Here is a plot of actual Gulf of Mexico production overlaid on “Patzek’s Projection”…
Of course, that’s not how the oil industry would plot the production. This is how we would plot it:
We would also include the natural gas production.
The decline in gas production from the shelf has been more than offset by gas from onshore shale plays, particularly the Marcellus. Gulf of Mexico natural gas prospects are extremely unattractive at <$3.00/mcf.
Some energy numbers:
- 1 barrel of crude oil = 5,722,000 Btu
- 1,000 cubic feet of natural gas = 1,037,000 Btu
- Crude oil (WTI) = $65.82/bbl = $11.50/million Btu
- Natural gas (Henry Hub) = $2.52/mcf = $2.42/million Btu
I could “spend” 2 Btu of natural gas to produce 1 Btu of oil and make over a 2:1 return on capital. The bottom line isn’t denominated in joules, watts or Btu… It’s denominated in $$$.
Offshore oil production facilities are usually powered by diesel fuel or natural gas. Most, if not all, of our offshore platforms consume at least some of the produced natural gas as fuel. Natural gas-fired electricity is cheap. Most of the cost of natural gas-fired electricity generation is the fuel. Not having to purchase the gas for fuel makes it even cheaper.
There’s a growing trend in certain “woke” areas to power offshore oil facilities with “green” electricity.

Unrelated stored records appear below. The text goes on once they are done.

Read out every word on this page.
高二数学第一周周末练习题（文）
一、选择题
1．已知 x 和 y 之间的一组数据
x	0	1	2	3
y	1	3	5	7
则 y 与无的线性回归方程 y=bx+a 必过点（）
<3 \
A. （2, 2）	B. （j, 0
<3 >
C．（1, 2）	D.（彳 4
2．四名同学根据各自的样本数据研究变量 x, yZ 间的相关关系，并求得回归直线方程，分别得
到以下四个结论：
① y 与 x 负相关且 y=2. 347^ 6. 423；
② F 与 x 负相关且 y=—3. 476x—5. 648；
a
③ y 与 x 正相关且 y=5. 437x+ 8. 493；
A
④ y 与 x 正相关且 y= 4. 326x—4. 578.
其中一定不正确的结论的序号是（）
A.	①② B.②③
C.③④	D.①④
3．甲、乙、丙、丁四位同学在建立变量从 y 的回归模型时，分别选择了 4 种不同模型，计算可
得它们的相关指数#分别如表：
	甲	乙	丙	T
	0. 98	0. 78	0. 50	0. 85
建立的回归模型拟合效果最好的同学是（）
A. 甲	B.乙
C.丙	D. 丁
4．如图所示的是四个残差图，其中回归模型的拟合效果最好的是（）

If you subtract the variable O&M costs (mostly fuel) and transmission costs from natural gas-fired generation, you can get an idea of just how much more expensive it is to power offshore platforms from remote “green” energy sources. (Note: This is not meant to be a definitive calculation, just ballpark numbers).
Considering the fact that you can only sell oil for about $11.50/mmBtu, paying over $38/mmBtu for electricity just seems dumb. Even if I used the Brent price ($73.72/bbl), it’s just $12.88/mmBtu.
Inflation Adjusted Energy Prices
Maybe it’s just me, but I don’t see a clear pattern of rising energy prices.
It kind of sucks that we only get about $2.50/mcf for the gas we produce in the Gulf of Mexico, but I have pay about $10/mcf to the fracking utility company.
If the Obama maladministration hadn’t halted the free-fall in electricity prices, it would be free by now… /SARC
GDPROEP may not be as “catchy” as EROEI, but GDP Return On Energy Production is actually a meaningful metric.